Overslaan en naar de inhoud gaan

RBZWB 110619 twee fietsers rijden op korte afstand achter elkaar; de voorste remt maar houdt daarmee onvoldoende rekening met achterligger; eigen schuld 2/3

RBZWB 110619 twee fietsers rijden op korte afstand achter elkaar; de voorste remt maar houdt daarmee onvoldoende rekening met achterligger; eigen schuld 2/3.
- Met ratio deelgeschillenprocedure strookt niet dat verzoeker de kosten deels zelf dient te dragen; overigens begroot op nihil vanwege rb-verz.

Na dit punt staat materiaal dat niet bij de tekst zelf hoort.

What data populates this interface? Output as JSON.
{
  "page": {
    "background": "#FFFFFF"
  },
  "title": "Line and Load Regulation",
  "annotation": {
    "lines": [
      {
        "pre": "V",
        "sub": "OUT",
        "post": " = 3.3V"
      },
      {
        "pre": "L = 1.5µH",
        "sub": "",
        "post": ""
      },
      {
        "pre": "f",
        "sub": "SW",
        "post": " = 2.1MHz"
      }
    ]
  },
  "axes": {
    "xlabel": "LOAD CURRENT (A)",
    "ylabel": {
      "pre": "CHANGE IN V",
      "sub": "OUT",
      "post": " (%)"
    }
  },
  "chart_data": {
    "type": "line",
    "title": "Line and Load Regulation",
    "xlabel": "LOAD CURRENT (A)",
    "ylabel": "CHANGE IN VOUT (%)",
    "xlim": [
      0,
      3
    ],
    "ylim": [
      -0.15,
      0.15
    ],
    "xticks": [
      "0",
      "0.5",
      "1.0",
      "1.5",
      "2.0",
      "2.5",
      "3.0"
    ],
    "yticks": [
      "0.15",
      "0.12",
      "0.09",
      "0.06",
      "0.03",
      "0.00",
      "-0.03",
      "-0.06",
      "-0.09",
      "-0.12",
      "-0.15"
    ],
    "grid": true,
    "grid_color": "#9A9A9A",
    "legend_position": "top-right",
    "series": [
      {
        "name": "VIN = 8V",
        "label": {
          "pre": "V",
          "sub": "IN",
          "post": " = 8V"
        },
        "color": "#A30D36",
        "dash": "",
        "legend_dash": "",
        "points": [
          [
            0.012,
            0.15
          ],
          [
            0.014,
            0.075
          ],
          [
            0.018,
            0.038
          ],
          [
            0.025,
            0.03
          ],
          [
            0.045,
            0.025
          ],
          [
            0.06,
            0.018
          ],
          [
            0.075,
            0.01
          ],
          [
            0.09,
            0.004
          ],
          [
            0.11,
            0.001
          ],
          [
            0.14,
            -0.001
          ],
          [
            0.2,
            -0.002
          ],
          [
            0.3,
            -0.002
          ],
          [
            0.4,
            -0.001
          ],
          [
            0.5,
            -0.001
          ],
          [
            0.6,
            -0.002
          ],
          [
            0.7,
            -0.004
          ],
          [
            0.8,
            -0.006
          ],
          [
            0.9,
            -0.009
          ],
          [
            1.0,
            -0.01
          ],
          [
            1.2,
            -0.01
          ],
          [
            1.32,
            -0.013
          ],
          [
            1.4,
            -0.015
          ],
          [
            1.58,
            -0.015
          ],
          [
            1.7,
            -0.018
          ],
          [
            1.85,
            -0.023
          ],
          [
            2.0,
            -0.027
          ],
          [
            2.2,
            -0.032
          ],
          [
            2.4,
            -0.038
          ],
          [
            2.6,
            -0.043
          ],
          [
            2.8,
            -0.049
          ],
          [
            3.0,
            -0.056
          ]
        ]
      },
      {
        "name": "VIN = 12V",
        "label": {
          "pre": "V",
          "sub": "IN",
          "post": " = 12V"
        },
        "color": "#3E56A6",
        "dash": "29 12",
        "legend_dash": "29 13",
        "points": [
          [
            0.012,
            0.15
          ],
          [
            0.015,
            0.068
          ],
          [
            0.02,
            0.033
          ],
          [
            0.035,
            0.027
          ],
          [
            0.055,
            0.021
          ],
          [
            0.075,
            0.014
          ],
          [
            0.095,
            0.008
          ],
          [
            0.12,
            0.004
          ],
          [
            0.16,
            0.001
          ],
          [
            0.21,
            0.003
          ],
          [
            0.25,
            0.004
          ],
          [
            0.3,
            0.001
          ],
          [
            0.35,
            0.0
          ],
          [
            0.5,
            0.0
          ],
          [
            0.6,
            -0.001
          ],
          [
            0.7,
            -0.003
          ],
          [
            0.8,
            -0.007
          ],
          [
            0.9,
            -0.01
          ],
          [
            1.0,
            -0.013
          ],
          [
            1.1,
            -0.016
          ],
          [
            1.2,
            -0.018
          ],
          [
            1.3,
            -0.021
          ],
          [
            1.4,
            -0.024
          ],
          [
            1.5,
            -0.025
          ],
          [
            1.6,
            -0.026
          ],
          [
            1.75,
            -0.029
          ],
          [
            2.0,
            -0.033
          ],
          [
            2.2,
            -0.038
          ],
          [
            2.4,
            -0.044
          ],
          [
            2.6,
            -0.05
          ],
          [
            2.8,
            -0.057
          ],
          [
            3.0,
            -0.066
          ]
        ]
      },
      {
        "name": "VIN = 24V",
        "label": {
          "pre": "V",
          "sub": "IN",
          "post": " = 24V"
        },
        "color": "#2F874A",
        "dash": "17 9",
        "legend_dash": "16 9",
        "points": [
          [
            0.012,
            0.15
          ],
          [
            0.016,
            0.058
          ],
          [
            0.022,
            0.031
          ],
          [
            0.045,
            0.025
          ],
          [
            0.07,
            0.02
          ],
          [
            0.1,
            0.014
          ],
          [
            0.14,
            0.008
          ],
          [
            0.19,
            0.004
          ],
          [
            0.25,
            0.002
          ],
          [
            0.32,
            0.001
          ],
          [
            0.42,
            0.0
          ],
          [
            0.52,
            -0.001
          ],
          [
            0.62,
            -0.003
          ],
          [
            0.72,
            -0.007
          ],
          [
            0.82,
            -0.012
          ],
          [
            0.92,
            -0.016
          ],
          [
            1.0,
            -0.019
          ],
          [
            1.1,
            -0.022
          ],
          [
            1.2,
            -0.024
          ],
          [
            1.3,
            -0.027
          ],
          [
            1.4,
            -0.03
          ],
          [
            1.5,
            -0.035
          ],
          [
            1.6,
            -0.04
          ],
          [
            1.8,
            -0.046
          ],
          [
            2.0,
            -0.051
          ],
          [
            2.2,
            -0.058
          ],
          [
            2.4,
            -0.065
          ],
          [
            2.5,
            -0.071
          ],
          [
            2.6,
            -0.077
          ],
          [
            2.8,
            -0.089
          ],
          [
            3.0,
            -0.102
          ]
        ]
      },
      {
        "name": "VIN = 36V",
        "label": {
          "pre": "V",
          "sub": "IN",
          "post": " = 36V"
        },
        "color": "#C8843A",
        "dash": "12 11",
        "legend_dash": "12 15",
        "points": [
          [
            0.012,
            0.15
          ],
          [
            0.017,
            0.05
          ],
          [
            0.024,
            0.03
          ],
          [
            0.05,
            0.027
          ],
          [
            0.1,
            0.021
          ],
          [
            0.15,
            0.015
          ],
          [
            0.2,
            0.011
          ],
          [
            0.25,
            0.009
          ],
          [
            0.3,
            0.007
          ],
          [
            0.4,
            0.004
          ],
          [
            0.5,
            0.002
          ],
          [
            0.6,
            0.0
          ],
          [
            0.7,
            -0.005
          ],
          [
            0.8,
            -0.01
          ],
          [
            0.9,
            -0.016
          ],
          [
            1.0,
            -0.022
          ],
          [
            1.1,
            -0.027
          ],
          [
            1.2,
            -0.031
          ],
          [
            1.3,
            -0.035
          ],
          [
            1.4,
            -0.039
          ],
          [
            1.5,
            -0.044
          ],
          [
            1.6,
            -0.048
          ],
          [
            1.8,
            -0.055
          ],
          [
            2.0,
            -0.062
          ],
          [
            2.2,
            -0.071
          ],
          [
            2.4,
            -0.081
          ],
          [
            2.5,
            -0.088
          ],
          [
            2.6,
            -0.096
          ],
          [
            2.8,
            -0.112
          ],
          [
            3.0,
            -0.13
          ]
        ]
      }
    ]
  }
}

Het verzoek en het tegenverzoek

2.1.
[verzoekster] verzoekt – enigszins beknopt weergegeven – om voor recht te verklaren dat [verweerder sub 1] volledig aansprakelijk is voor de door haar als gevolg van een ongeval op 19 mei 2015 geleden en te lijden schade en [verweerder sub 1] en/of [verweerder sub 2] gehouden zijn tot vergoeding van die schade. Subsidiair verzoekt [verzoekster] om voor recht te verklaren dat [verweerder sub 1] aansprakelijk is voor een deel van de schade en dat [verweerder sub 1] en/of [verweerder sub 2] gehouden zijn om dat deel te vergoeden. Verder verzoekt [verzoekster] de kosten van het deelgeschil te begroten en verweerders te veroordelen tot betaling van deze kosten.

2.2.
[verweerder sub 1] en [verweerder sub 2] hebben verzocht de verzoeken af te wijzen en voor recht te verklaren dat [verweerder sub 1] niet aansprakelijk is voor de schade die [verzoekster] als gevolg van het voornoemde ongeval heeft geleden. Voor het geval het verzoek van [verzoekster] wordt toegewezen, verzoeken zij de rechtbank om bij wijze van voorwaardelijk tegenverzoek voor recht te verklaren dat [verzoekster] de schade op grond van artikel 6:101 BW zelf dient te dragen. Voorts verzoeken zij dat de kosten van het deelgeschil dienen te worden gematigd.

De beoordeling

De rechtbank gaat uit van de volgende feiten:

Op 19 mei 2015 te ongeveer 7.40 uur is [verzoekster] (geboren op 2 juli 1956) betrokken geweest bij een ongeval. Zij reed op de fiets over de Nieuwe Vlissingseweg in de richting van Vlissingen, op geringe afstand achter [verweerder sub 1] die op de fiets voor haar reed. Ter hoogte van de IJsselstraat, zijnde een zijstraat van de Nieuwe Vlissingseweg, zag [verweerder sub 1] uit die straat een collega aankomen, waarna hij zijn snelheid heeft verminderd. Hierop is [verzoekster] ten val gekomen.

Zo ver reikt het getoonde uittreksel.